The “transformation of reactive energy to active energy using special devices” is often discussed on the pages of the Internet. Someone said “The idea to convert free or very cheap reactive energy into useful and very expensive active energy is very good. The special device can do such transformation.”

Let’s look at the technical possibilities of such idea. Someone needs to work for compressing the spring by hands to move the spring with some effort. Energy will be used to compress the spring .The energy will come from his hands into energy of compressing spring. The spring will be able to do the work after it was compressed – ideally the same quantity of energy that was for compressing it. Spring will not be able produce any additional energy; it will only give us the energy which has been accumulated before.

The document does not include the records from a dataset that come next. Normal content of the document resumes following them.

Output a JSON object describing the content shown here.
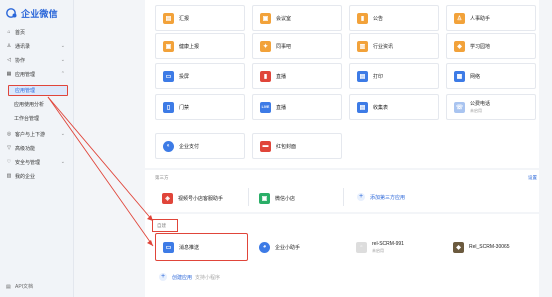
{
  "brand": {
    "name": "企业微信"
  },
  "sidebar": {
    "items": [
      {
        "label": "首页",
        "icon": "home-icon"
      },
      {
        "label": "通讯录",
        "icon": "contacts-icon"
      },
      {
        "label": "协作",
        "icon": "collab-icon"
      },
      {
        "label": "应用管理",
        "icon": "apps-icon"
      },
      {
        "label": "客户与上下游",
        "icon": "customer-icon"
      },
      {
        "label": "高级功能",
        "icon": "advanced-icon"
      },
      {
        "label": "安全与管理",
        "icon": "security-icon"
      },
      {
        "label": "我的企业",
        "icon": "company-icon"
      }
    ],
    "sub_items": [
      {
        "label": "应用管理"
      },
      {
        "label": "应用使用分析"
      },
      {
        "label": "工作台管理"
      }
    ],
    "api_doc": "API文档"
  },
  "apps": {
    "row1": [
      "汇报",
      "会议室",
      "公告",
      "人事助手"
    ],
    "row2": [
      "健康上报",
      "同事吧",
      "行业资讯",
      "学习园地"
    ],
    "row3": [
      "投屏",
      "直播",
      "打印",
      "网络"
    ],
    "row4": [
      {
        "label": "门禁"
      },
      {
        "label": "直播",
        "badge": "LIVE"
      },
      {
        "label": "收集表"
      },
      {
        "label": "公费电话",
        "sub": "未启用"
      }
    ],
    "row5": [
      "企业支付",
      "红包封面"
    ]
  },
  "third_party": {
    "title": "第三方",
    "link": "设置",
    "items": [
      "视频号小店客服助手",
      "微信小店"
    ],
    "add_label": "添加第三方应用"
  },
  "custom": {
    "title": "自建",
    "items": [
      {
        "label": "消息推送"
      },
      {
        "label": "企业小助手"
      },
      {
        "label": "rel-SCRM-991",
        "sub": "未启用"
      },
      {
        "label": "Rel_SCRM-30065"
      }
    ],
    "add_label": "创建应用",
    "add_sub": "支持小程序"
  },
  "colors": {
    "brand": "#2a66d9",
    "highlight": "#e0453a"
  }
}
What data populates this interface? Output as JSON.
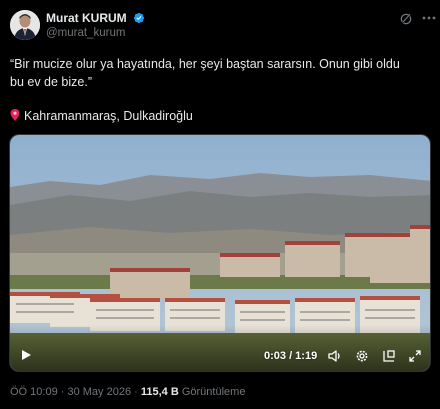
{
  "author": {
    "name": "Murat KURUM",
    "handle": "@murat_kurum",
    "verified": true,
    "verified_color": "#1d9bf0"
  },
  "tweet": {
    "line1": "“Bir mucize olur ya hayatında, her şeyi baştan sararsın. Onun gibi oldu",
    "line2": "bu ev de bize.”",
    "location": "Kahramanmaraş, Dulkadiroğlu"
  },
  "video": {
    "time": "0:03 / 1:19",
    "progress": 0.038
  },
  "meta": {
    "timestamp": "ÖÖ 10:09 · 30 May 2026 ·",
    "views_count": "115,4 B",
    "views_label": "Görüntüleme"
  },
  "icons": {
    "avatar": "avatar",
    "verified": "verified-badge-icon",
    "grok": "grok-icon",
    "more": "more-options-icon",
    "pin": "location-pin-icon",
    "play": "play-icon",
    "volume": "volume-icon",
    "settings": "settings-gear-icon",
    "pip": "picture-in-picture-icon",
    "fullscreen": "fullscreen-icon"
  },
  "colors": {
    "background": "#000000",
    "text": "#e7e9ea",
    "muted": "#71767b",
    "pin": "#e0245e"
  }
}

We will not consider the complicated mathematical formulas. They are written to simplify the calculations. But the physical processes are not always visible through these calculations. Let’s look at the graph of voltage and reactive current into the capacitive load. The maximum voltage is 4B (red line), maximum current is 4A (blue line).

*Fig.1 AC voltage (red line) curretnt (blue) and power (green line) for reactive energy. *

At any time point the energy is the result of multiplication of the current by the voltage. The green line in the figure is the result of the calculation of power. For the quarter of the period, power is positive – (capacitor is charging), another quarter of the period power is negative (capacitor is discharging). The capacitor gave out as much energy as it took before. Accumulation of energy happens in a quarter of a period, and then in a quarter of the period, it completely goes back into the network.

Process of receiving energy in one period of time and returning of the same amount of energy in a different time period is characteristic for reactive energy. And no scheme can be able force a capacitor to give a greater boost of energy, than it has received, and no tricks will make a spring to work as a perpetual motion machine.